Answer
The terms $a,b,c$ in the simplified expressions $\dfrac{ax+b}{bx+c}$ are the terms of Fibonnaci sequence, where $a=F_{n+1}, b=F_{n}, c=F_{n-1}$ [Here, $F_n$ represents the $n^{th}$ term of the Fibonnaci sequence defined by $F_0=0, F_1=1$ and $F_n=F_{n-1}+F_{n-2}$, $n\ge2$].
Work Step by Step
Let's simplify the sequence of continued fractions and compare with the form $\dfrac{ax+b}{bx+c}$.

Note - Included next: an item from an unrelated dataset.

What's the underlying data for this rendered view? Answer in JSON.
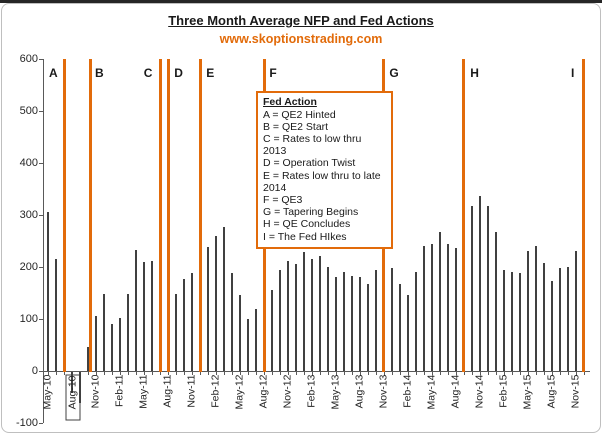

The Sequence of the continued fractions can be simplified as follows:
1)
$1+\dfrac{1}{x}=\dfrac{x+1}{x}=\dfrac{1\cdot x+1}{1\cdot x+0}$, where $a=1,b=1,c=0$
2)
$1+\dfrac{1}{1+\dfrac{1}{x}}=1+\dfrac{1}{\dfrac{x+1}{x}}=1+\dfrac{x}{x+1}=\dfrac{2x+1}{x+1}$, where $a=2,b=1,c=1$.
3)
$1+\dfrac{1}{1+\dfrac{1}{1+\dfrac{1}{x}}}=1+\dfrac{1}{\dfrac{2x+1}{x+1}}=1+\dfrac{x+1}{2x+1}=\dfrac{3x+2}{2x+1}$
, where $a=3,b=2,c=1$.
4)
$1+\dfrac{1}{1+\dfrac{1}{1+\dfrac{1}{1+\dfrac{1}{x}}}}=1+\dfrac{1}{\dfrac{3x+2}{2x+1}}=1+\dfrac{2x+1}{3x+2}=\dfrac{5x+3}{3x+2}$
, where $a=5, b=3,c=2$
Clearly, the terms $a,b,c$ are the three consecutive terms of the Fibonacci Sequence.

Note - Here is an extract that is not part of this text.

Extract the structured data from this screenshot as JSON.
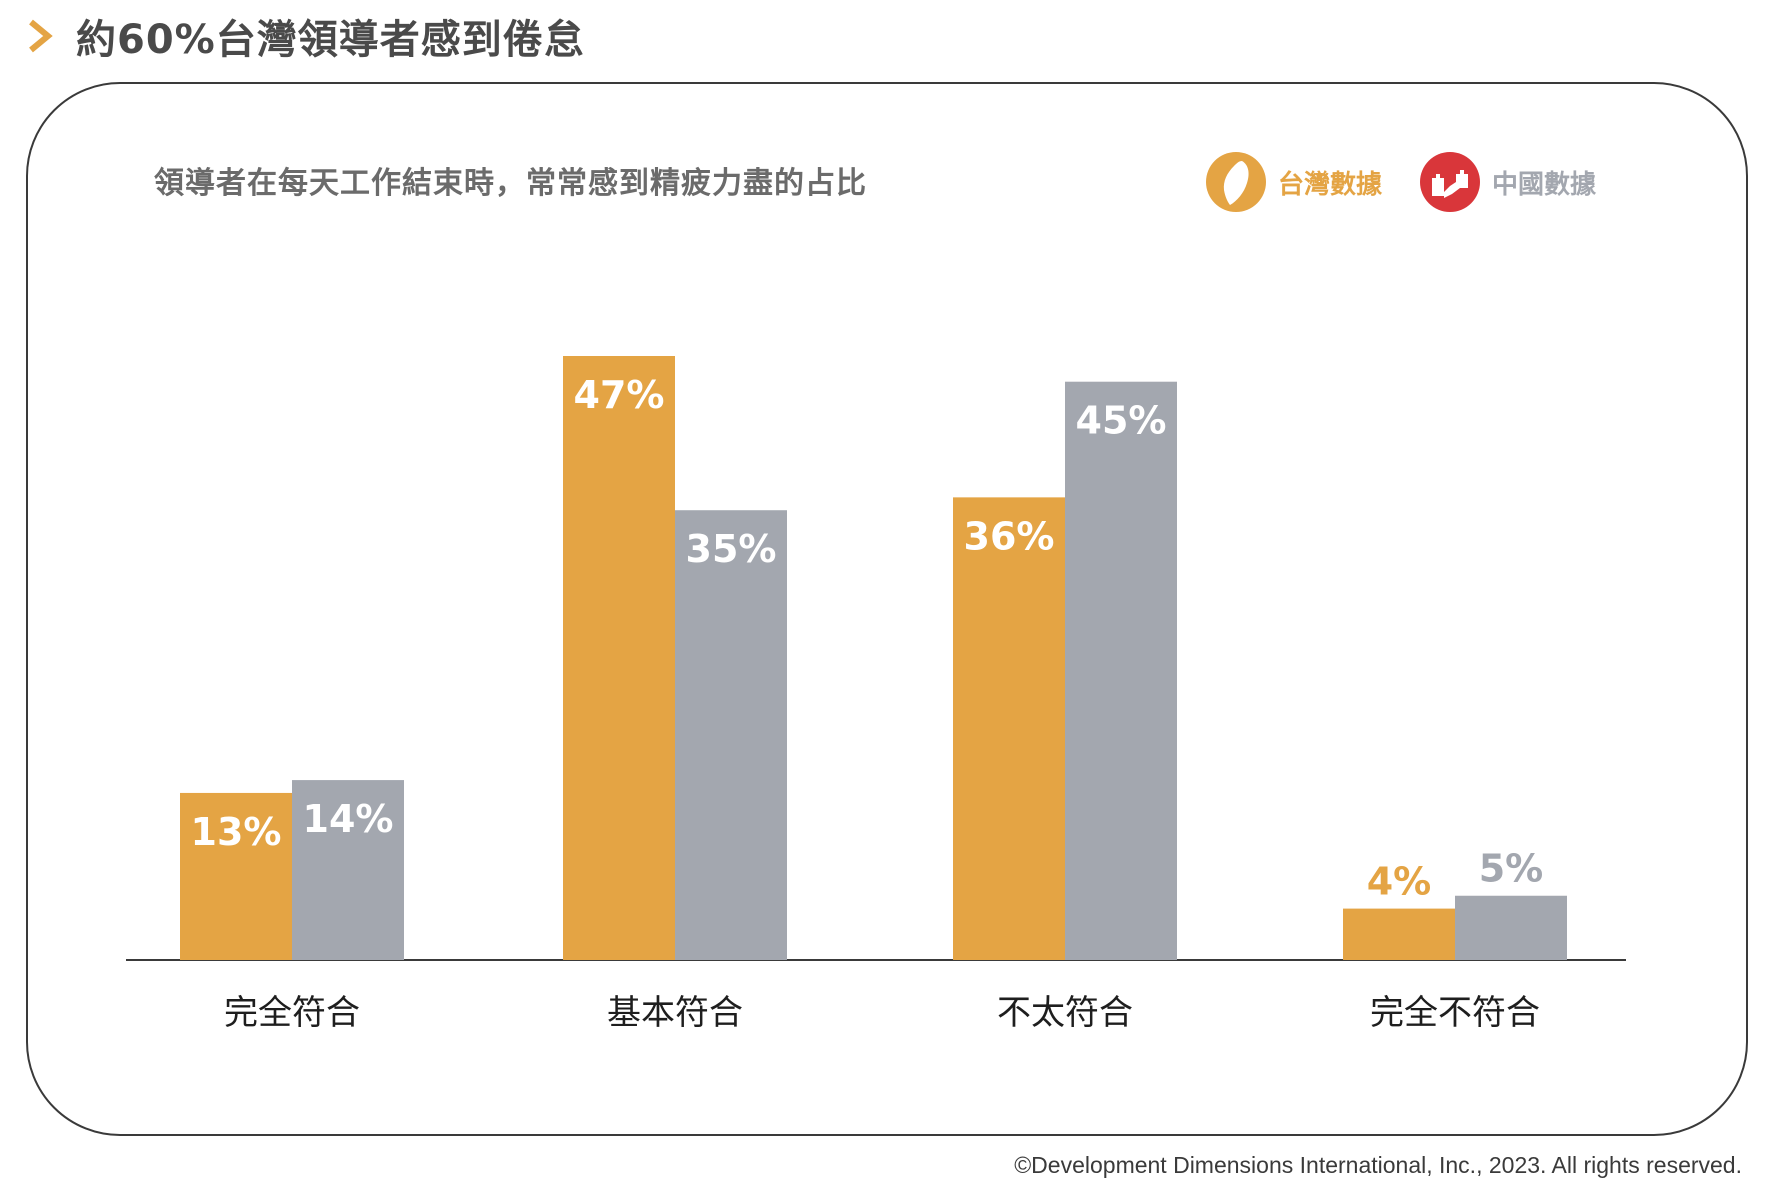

Thus, the terms $a,b,c$ in the simplified expressions $\dfrac{ax+b}{bx+c}$ are the terms of Fibonnaci sequence, where $a=F_{n+1}, b=F_{n}, c=F_{n-1}$ [Here, $F_n$ represents the $n^{th}$ term of the Fibonnaci sequence defined by $F_0=0, F_1=1$ and $F_n=F_{n-1}+F_{n-2}$, $n\ge2$].